Effettuando un campionamento delle aree agricole in Sud Dakota i ricercatori hanno trovato che le specie di Ascelpias contenevano in media 1ppb di clothianidin, dose più che sufficiente per avere effetti sub letali sulle larve di lepidottero.

Su questa base i ricercatori dell’USDA hanno concluso che “i neonicotinoidi sono in grado di influenzare negativamente le popolazioni larvali di monarca.”
“Questi risultati sono molto preoccupanti” ha dichiarato Allison Wilson, Direttore Scientifico del Progetto Resource Bioscience, un’organizzazione scientifica non-profit, “l’agricoltura di stampo industriale è una combinazione letale di metodi che sta causando l’estinzione di migliaia di specie in tutto il mondo; si colpiscono uccelli, anfibi, pipistrelli e altri impollinatori oltre alle farfalle.
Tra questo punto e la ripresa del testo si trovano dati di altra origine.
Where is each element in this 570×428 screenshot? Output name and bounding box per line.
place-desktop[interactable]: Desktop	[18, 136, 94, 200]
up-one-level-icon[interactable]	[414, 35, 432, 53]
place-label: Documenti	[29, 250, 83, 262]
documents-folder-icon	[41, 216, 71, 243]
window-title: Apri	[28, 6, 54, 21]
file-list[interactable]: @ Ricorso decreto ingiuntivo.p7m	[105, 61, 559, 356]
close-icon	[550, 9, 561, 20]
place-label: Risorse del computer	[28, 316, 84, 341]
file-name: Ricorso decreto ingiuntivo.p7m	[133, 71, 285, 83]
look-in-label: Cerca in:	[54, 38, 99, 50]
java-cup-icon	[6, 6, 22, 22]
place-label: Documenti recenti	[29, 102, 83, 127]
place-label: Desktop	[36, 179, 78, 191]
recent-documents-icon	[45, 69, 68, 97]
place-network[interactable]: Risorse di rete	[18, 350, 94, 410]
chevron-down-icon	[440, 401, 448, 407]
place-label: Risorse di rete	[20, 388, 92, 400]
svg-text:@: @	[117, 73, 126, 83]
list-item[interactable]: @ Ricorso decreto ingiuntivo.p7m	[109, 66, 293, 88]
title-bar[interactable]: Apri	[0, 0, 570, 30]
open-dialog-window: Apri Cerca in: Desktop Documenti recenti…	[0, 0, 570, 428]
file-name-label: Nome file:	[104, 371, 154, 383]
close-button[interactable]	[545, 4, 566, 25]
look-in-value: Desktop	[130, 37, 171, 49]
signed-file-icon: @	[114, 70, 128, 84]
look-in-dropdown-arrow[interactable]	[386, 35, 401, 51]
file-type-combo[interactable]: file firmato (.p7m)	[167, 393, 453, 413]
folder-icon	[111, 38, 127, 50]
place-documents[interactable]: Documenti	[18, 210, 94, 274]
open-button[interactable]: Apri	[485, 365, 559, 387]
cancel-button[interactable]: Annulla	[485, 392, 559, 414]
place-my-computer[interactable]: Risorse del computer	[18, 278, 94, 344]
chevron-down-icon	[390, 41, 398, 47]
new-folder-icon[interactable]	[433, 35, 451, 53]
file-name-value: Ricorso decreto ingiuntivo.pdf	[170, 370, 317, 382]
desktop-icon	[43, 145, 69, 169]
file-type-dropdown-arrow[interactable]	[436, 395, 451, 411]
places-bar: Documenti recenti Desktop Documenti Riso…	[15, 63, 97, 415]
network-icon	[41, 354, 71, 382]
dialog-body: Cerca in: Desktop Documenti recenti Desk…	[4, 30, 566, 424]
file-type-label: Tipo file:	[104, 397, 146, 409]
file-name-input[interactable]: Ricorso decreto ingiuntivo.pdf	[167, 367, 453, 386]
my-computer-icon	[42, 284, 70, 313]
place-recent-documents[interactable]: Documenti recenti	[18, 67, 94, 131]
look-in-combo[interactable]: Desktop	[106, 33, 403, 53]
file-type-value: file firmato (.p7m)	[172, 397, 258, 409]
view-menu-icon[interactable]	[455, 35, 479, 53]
Molti ecosistemi sono ormai alla canna del gas. I migliori risultati in campo agricolo provengono da metodi di coltivazione che omettono impieghi intensivi e pertanto, un primo passo per ridurre i danni” conclude Wilson “consisterebbe nell’abbattere le sovvenzioni per l’agricoltura industriale e nel promuovere metodi ecosostenibili”.